In Florida, it is a very serious felony crime to get into a motor vehicle crash that results in a serious injury or death and leave the scene of the crash without stopping to provide insurance and other information to the police. The idea is that a person who causes a crash must provide his/her insurance information so that the victim can be properly compensated and must speak to the responding officer who will investigate the crash. If a person flees from the scene after causing a crash, the assumption on the part of the state is that the person was doing something wrong while driving, whether drunk driving or driving with a suspended license or driving with an outstanding arrest warrant.
Leaving the scene of an accident would seem like a fairly easy charge for the state to prove. However, it can be difficult depending on the circumstances of the crash and when and how the alleged suspect is caught. In a recent case near Jacksonville, Florida, the defendant hit a person late at night who was standing in the middle of the road on a major highway. The victim was dark skinned and wearing dark clothing. The defendant hit the victim and kept driving. Other potential witnesses saw the crash but were not clear as to how it happened and which vehicle hit the victim because the area was so dark and the victim was hard to see. As for the defendant, he testified that he thought something fell off a truck and hit his vehicle. He did not believe he actually hit a person because he did not expect there to be a person in the middle of the road on a major highway and he never saw anyone. The next day, he checked the damage to his vehicle and saw hair and blood.
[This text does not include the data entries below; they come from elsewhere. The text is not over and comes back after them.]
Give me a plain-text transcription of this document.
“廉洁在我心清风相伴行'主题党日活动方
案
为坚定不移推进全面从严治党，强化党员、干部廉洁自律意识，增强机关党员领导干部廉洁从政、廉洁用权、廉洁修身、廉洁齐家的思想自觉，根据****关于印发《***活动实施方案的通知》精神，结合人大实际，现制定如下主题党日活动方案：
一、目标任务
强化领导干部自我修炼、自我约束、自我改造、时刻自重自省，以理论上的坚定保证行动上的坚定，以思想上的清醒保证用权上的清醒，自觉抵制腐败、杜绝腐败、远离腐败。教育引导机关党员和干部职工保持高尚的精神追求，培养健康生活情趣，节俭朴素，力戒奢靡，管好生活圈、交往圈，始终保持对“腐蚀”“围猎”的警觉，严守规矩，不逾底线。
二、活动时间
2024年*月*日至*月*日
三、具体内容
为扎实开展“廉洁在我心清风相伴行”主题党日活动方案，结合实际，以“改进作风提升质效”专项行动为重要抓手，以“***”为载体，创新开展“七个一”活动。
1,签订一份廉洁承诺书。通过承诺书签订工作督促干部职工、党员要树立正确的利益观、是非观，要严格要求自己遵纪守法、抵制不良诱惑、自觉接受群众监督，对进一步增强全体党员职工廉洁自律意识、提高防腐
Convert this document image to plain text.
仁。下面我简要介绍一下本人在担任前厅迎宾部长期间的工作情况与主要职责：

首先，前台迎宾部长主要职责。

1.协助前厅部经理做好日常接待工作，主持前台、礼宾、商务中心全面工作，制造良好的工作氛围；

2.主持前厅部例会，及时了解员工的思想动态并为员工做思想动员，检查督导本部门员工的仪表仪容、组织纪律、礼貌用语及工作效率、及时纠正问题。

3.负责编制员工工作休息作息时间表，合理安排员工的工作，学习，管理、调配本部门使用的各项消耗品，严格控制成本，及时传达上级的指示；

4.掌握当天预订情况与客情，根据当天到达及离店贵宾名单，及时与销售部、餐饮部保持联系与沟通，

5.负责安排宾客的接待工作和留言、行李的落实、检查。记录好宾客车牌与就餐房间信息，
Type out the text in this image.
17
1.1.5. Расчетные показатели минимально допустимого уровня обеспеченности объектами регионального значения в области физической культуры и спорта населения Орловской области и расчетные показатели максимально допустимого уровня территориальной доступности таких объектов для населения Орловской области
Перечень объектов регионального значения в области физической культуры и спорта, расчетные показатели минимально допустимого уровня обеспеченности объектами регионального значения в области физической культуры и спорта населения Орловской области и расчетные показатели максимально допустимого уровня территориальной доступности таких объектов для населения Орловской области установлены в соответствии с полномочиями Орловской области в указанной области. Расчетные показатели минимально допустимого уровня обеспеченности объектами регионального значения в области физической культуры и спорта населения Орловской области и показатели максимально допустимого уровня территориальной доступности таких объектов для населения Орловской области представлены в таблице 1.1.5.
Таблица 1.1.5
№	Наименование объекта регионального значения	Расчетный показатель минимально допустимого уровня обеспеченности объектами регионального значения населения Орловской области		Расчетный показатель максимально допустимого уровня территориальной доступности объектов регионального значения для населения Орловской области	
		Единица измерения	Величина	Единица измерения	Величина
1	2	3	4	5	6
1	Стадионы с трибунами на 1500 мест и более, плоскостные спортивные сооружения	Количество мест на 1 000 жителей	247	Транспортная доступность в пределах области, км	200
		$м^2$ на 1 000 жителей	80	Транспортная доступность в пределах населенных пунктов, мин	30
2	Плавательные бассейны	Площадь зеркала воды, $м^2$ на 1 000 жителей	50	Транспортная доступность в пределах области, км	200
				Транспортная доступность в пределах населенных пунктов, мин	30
At that point, he called the police and turned himself in.
His conviction for leaving the scene of an accident with a death was ultimately reversed. The state was able to prove that he hit the victim and left the scene, but the state could not prove that the defendant knew he hit a person. It seems obvious and it is in most cases, but the state does have to establish the defendant knew he hit an actual person to convict him of this crime. In this case, because it was dark, the crash occurred in a place where pedestrians are very rare, other witnesses were unclear about the nature of the crash and the state did not have any specific evidence to prove the defendant’s knowledge, the state did not meet its burden of proof on this case. The defendant’s explanation that he did not know he hit a person was plausible so he was not guilty of the hit and run crime.